Perte d’autonomie imputable à l’accident ou à l’âge de la victime ?

Prouver l’imputabilité des séquelles d’un accident est fondamental pour la prise en charge financière de la tierce personne et de la mise en institution…

Le réflexe assureur face à l’accident corporel d’une personne âgée de 60 ans et plus est de considérer que sa perte d’autonomie est due avant tout à sa vieillesse et non imputable à l’accident. Par ailleurs, nous constatons que plus l’âge d’une victime est avancé, plus les offres d’indemnisation tardent à venir… Nos victimes s’en étranglent d’indignation. Alors que d’un côté, la société des loisirs et du tourisme s’arrachent les retraités de plus en plus actifs et sportifs, de l’autre, les assureurs les considèrent « vieux » dès lors qu’un accident les rend dépendants.

Si les assureurs ont tendance à faire l’amalgame entre dépendance et âge de la victime en arguant que le vieillissement en est plus sûrement responsable que l’accident, c’est évidemment que l’enjeu est financier : l’indemnisation de la victime et celles de ses proches par les assureurs du responsable. Prise en charge financière de la Tierce Personne ou de la mise en Institution ; préjudice d’affection des victimes par ricochet; perte de revenus des proches ou perte de revenus subie lorsqu’elle est liée à la nécessité d’assurer une présence auprès de la victime – ne pouvant se cumuler avec une indemnité au titre de l’assistance par une tierce personne – ; frais divers des proches tels que le transport et l’hébergement si la victime séjourne dans un établissement éloigné de sa famille ; et préjudices extrapatrimoniaux exceptionnels qui permettent d’indemniser les bouleversements de leur mode de vie au quotidien.

Il est vrai que bien souvent, l’impact d’un accident est plus implacable chez une personne âgée et a pour conséquence de déclencher des pathologies dites « en sommeil ». S’en suivent alors des « batailles » médicales et juridiques autour de l’incontournable notion d’imputabilité. Mais peut on savoir exactement à quel moment et dans quelles proportions l’état de dépendance se serait déclaré du fait de l’âge ? Les médecins experts et gériatres se prononcent rarement dans l’affirmative, sauf à parler d’une pathologie spécifique telle la maladie d’Alzheimer, selon si elle s’était déclarée ou non avant l’accident.

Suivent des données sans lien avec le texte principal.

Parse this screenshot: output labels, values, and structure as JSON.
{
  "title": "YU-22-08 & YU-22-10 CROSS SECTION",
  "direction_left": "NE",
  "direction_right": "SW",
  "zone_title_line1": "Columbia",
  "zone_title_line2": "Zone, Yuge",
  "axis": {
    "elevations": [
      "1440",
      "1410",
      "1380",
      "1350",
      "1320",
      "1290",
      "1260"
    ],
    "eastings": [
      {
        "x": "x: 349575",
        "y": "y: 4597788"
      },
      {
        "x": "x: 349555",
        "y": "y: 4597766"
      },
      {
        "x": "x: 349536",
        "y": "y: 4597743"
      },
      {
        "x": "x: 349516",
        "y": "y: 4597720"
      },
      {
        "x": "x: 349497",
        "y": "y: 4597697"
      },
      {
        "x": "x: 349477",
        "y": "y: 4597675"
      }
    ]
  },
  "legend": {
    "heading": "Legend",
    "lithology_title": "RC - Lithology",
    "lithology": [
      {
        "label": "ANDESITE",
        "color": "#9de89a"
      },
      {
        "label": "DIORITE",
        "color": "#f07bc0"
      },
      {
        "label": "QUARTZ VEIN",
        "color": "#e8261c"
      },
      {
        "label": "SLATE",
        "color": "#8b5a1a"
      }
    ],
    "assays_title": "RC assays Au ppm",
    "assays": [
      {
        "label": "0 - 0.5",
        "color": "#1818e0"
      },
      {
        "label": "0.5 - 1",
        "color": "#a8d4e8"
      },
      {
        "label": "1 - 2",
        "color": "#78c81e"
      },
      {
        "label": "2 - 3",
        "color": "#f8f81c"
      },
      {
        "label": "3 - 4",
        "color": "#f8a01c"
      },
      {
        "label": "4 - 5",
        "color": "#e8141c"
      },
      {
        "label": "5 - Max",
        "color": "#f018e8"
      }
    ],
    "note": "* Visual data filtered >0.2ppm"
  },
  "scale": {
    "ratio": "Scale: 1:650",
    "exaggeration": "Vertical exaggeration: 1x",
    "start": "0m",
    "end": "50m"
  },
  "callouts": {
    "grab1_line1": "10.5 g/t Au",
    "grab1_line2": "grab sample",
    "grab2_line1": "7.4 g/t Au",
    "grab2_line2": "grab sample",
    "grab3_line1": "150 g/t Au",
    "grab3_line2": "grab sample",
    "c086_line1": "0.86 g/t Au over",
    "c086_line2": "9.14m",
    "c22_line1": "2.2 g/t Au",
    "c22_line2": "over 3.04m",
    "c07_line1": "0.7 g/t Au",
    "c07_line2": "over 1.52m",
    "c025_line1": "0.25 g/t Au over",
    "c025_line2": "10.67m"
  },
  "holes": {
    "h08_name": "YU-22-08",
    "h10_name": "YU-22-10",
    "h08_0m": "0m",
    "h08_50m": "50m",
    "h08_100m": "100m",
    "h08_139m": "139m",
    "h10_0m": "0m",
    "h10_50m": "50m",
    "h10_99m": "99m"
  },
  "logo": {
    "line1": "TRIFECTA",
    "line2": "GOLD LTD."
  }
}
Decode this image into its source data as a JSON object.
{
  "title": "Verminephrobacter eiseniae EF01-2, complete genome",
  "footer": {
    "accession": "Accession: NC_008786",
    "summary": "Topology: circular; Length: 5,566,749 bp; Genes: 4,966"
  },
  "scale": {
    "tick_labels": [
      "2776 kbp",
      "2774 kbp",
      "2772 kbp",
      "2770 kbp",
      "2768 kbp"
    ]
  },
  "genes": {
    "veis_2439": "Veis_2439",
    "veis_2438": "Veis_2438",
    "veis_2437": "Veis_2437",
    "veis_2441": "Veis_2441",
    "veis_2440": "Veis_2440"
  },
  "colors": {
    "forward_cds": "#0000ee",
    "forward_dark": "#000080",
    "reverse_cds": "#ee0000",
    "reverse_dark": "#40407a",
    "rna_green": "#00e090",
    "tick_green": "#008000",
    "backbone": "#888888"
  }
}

picto-medical2Exemple pour deux de nos victimes, respectivement âgée de 74 et 84 ans. Ces deux femmes, piétons au moment de l’accident, ont été renversées sur la voie publique. Toutes deux étaient parfaitement autonomes pour les actes essentiels de la vie courante, voire plus. Or, suite à leurs accidents non-responsables, ces dames se trouvent rapidement en état de dépendance totale et prises en charge dans une institution.

La victime de 74 ans a subi un polytraumatisme, dont un traumatisme crânien léger. Dans les mois qui suivent, elle est victime d’une chute dans des circonstances inconnues. S’en suit un trouble aphasique que l’expert rattache à un accident vasculaire cérébral non imputable à l’accident, soulignant par ailleurs, qu’avant la date de l’accident, la victime présentait les prémices d’une maladie de type Alzheimer révélés par de légers troubles cognitifs. Définitivement soignée dans une institution, cette dame se voit opposer cette maladie et limiter dans le temps la prise en charge de son institutionnalisation. Compte tenu de sa parfaite autonomie avant son accident, sa famille rejette cette analyse de la situation et veut continuer à se battre, notamment par la mise en place d’une nouvelle expertise médicale…

Par contre, notre victime âgée de 84 ans, ne voit pas son droit limité alors que des lésions caractéristiques de la maladie d’Alzheimer ont été trouvées à l’IRM réalisée après l’accident et, que des antécédents familiaux sont avérés. Par chance, l’expertise médicale a conclu que la dégradation cognitive était latente, certes, mais que c’était l’accident qui avait accéléré la révélation de ce processus latent. Les lésions cérébrales dégénératives étaient donc présentes, mais sans se manifester avant. Ainsi, le droit de la victime à obtenir indemnisation de son préjudice corporel ne peut-être réduit en raison de la prédisposition pathologique à développer cette maladie neurodégénérative incurable.